The biggest advantage of The GIMP is it's free availability from a variety of sources including the Internet. The GIMP also comes bundled with most GNU/Linux distributions. There are even versions available for Microsoft Windows or Apple's Darwin(MacOSX). Even more importantly, it's not freeware. The GIMP is an OSS (Open Source Software) program covered by the GPL license , which gives the users the freedom to access and also to change the source code that makes up the program.
This is how and why The GIMP is constantly being developed and improved, not only by it's core developers, but by a large number of contributers and users.
Full suite of painting tools including brushes, a pencil, an airbrush, an ink tool, and cloning.
Tile-based memory management so image size is limited only by available disk space.
Sub-pixel sampling for all paint tools, allowing for high-quality anti-aliasing.
Full Alpha channel (transparency) support.
Layers and channels.
Advanced scripting capabilities provided by a procedural database such that internal GIMP functions can be accessed from external scripts, such as Script-Fu, Perl-Fu (Perl scripts) and Python-Fu (Python scripts).
Multiple undo and redo, limited only by disk space.
Transformation tools including rotate, scale, shear, and flip.

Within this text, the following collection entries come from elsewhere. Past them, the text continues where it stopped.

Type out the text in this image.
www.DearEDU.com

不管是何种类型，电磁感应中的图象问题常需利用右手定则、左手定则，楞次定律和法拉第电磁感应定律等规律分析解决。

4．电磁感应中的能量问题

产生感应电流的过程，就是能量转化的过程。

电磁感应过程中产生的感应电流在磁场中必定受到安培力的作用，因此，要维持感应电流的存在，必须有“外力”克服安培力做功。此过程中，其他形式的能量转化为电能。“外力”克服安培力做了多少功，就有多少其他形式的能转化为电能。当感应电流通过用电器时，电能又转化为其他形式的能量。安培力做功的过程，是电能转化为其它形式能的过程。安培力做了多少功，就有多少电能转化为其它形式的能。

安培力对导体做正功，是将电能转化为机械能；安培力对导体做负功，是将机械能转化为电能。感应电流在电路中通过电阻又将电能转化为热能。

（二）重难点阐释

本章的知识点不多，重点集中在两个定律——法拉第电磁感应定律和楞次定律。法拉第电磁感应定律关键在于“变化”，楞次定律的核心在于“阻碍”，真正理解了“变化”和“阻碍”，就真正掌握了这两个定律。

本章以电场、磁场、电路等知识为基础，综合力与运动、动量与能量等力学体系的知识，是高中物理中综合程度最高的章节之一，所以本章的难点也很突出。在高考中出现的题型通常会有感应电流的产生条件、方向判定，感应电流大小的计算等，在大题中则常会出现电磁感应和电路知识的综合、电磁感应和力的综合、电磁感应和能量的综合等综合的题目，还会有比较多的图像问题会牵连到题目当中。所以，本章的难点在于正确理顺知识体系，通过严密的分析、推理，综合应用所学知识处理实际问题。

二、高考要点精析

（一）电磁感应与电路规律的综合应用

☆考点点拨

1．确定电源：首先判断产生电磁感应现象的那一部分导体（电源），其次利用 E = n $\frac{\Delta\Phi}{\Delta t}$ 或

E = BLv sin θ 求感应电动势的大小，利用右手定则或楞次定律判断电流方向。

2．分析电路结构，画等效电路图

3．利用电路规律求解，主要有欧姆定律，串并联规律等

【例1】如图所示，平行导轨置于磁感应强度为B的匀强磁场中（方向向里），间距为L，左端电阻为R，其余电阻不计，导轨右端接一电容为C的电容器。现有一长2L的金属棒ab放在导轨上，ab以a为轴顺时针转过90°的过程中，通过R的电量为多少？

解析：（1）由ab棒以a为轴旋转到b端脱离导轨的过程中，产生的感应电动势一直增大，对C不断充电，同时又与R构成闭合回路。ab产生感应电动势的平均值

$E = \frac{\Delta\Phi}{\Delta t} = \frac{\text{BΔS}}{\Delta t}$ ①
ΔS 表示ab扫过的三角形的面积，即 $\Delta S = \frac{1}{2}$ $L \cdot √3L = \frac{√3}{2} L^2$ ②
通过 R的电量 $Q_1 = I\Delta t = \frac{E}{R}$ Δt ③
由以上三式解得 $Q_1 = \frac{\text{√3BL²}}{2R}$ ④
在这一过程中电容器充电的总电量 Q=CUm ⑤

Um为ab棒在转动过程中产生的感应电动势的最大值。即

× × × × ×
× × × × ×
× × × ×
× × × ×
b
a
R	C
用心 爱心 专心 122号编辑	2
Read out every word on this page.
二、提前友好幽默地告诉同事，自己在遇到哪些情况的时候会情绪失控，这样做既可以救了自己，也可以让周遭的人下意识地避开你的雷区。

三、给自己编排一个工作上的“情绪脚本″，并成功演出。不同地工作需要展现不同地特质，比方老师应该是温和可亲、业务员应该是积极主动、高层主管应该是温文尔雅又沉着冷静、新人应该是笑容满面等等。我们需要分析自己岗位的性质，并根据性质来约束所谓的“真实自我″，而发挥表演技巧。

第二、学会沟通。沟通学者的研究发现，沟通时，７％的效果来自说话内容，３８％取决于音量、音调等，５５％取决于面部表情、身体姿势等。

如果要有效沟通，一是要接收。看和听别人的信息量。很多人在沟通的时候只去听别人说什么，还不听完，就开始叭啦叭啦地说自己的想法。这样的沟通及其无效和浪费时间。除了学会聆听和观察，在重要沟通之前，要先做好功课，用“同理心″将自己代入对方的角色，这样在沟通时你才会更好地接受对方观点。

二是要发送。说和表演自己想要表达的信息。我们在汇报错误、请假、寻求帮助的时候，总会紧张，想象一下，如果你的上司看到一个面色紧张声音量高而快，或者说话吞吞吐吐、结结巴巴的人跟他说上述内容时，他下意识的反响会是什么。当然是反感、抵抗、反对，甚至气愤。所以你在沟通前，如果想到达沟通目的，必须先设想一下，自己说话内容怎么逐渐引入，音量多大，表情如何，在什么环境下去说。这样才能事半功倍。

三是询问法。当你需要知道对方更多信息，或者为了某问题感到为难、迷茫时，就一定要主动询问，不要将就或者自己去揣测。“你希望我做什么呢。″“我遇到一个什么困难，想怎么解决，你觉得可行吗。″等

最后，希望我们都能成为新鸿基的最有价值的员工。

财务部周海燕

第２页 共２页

File formats supported include PostScript, JPEG, GIF, PNG, XPM, TIFF, TGA, MPEG, PCX, BMP and many others.
Selection tools including rectangular, elliptical, free, fuzzy, paths, and intelligent scissors.
A powerful plug-in system that allows for easy addition of new functions, file formats, effect filters, and more.

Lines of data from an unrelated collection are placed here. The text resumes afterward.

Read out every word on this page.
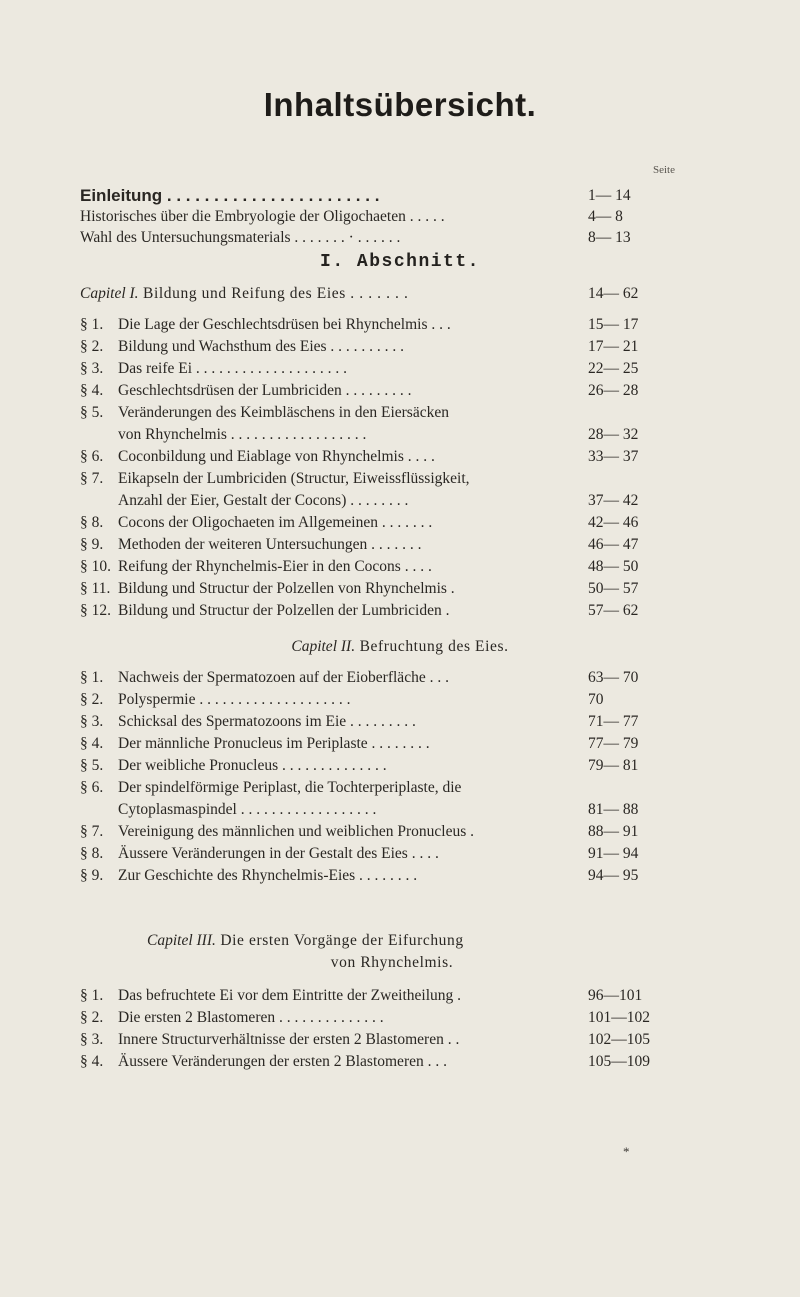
Inhaltsübersicht.
Seite
Einleitung . . . . . . . . . . . . . . . . . . . . . . .	1— 14
Historisches über die Embryologie der Oligochaeten . . . . .	4— 8
Wahl des Untersuchungsmaterials . . . . . . . · . . . . . .	8— 13
I. Abschnitt.
Capitel I. Bildung und Reifung des Eies . . . . . . .	14— 62
§ 1. Die Lage der Geschlechtsdrüsen bei Rhynchelmis . . .	15— 17
§ 2. Bildung und Wachsthum des Eies . . . . . . . . . .	17— 21
§ 3. Das reife Ei . . . . . . . . . . . . . . . . . . . .	22— 25
§ 4. Geschlechtsdrüsen der Lumbriciden . . . . . . . . .	26— 28
§ 5. Veränderungen des Keimbläschens in den Eiersäcken
von Rhynchelmis . . . . . . . . . . . . . . . . . .	28— 32
§ 6. Coconbildung und Eiablage von Rhynchelmis . . . .	33— 37
§ 7. Eikapseln der Lumbriciden (Structur, Eiweissflüssigkeit,
Anzahl der Eier, Gestalt der Cocons) . . . . . . . .	37— 42
§ 8. Cocons der Oligochaeten im Allgemeinen . . . . . . .	42— 46
§ 9. Methoden der weiteren Untersuchungen . . . . . . .	46— 47
§ 10. Reifung der Rhynchelmis-Eier in den Cocons . . . .	48— 50
§ 11. Bildung und Structur der Polzellen von Rhynchelmis .	50— 57
§ 12. Bildung und Structur der Polzellen der Lumbriciden .	57— 62
Capitel II. Befruchtung des Eies.
§ 1. Nachweis der Spermatozoen auf der Eioberfläche . . .	63— 70
§ 2. Polyspermie . . . . . . . . . . . . . . . . . . . .	70
§ 3. Schicksal des Spermatozoons im Eie . . . . . . . . .	71— 77
§ 4. Der männliche Pronucleus im Periplaste . . . . . . . .	77— 79
§ 5. Der weibliche Pronucleus . . . . . . . . . . . . . .	79— 81
§ 6. Der spindelförmige Periplast, die Tochterperiplaste, die
Cytoplasmaspindel . . . . . . . . . . . . . . . . . .	81— 88
§ 7. Vereinigung des männlichen und weiblichen Pronucleus .	88— 91
§ 8. Äussere Veränderungen in der Gestalt des Eies . . . .	91— 94
§ 9. Zur Geschichte des Rhynchelmis-Eies . . . . . . . .	94— 95
Capitel III. Die ersten Vorgänge der Eifurchung
von Rhynchelmis.
§ 1. Das befruchtete Ei vor dem Eintritte der Zweitheilung .	96—101
§ 2. Die ersten 2 Blastomeren . . . . . . . . . . . . . .	101—102
§ 3. Innere Structurverhältnisse der ersten 2 Blastomeren . .	102—105
§ 4. Äussere Veränderungen der ersten 2 Blastomeren . . .	105—109
*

The GIMP is probably most known for its use on the GNU/Linux platform, but there are many platforms that The GIMP can run on. GIMP is known to work on GNU/Linux, Apple Darwin/MacOSX, Microsoft Windows 95, 98, NT4 and 2000, OpenBSD, NetBSD, FreeBSD, Solaris, SunOS, AIX, HP-UX, Tru64, Digital Unix, OSF/1, IRIX, OS/2, and BeOS.
Porting The GIMP to other platforms is possible only due to source code availability.
The GIMP help system provides the necessary information on using all of the functions that The GIMP offers. The GIMP help system is the hybrid of a quick reference and a book and endevours to assist users with all tasks in a fast and efficient manner.
The built-in GIMP help browser has three notebook tabs: the one that help pages are displayed in, the contents tab which shows a structured list of help items, and the index which shows an list of all chapters and keywords in the help system. The advantage of the built-in help browser is that navigation and display of the help files is easy and the help text is shown in the main tab. However, if prefered, Netscape Navigator can be chosen as the help browser from within the Preferences Dialog If The GIMP is being used with Microsoft Windows, the default Internet browser will be used which is usually either Netscape Navigator or Microsoft Internet Explorer.
In addition to the reference material the help system provides, the user should also be on the look out for tips, hints, configuration assistance, short cuts, and more.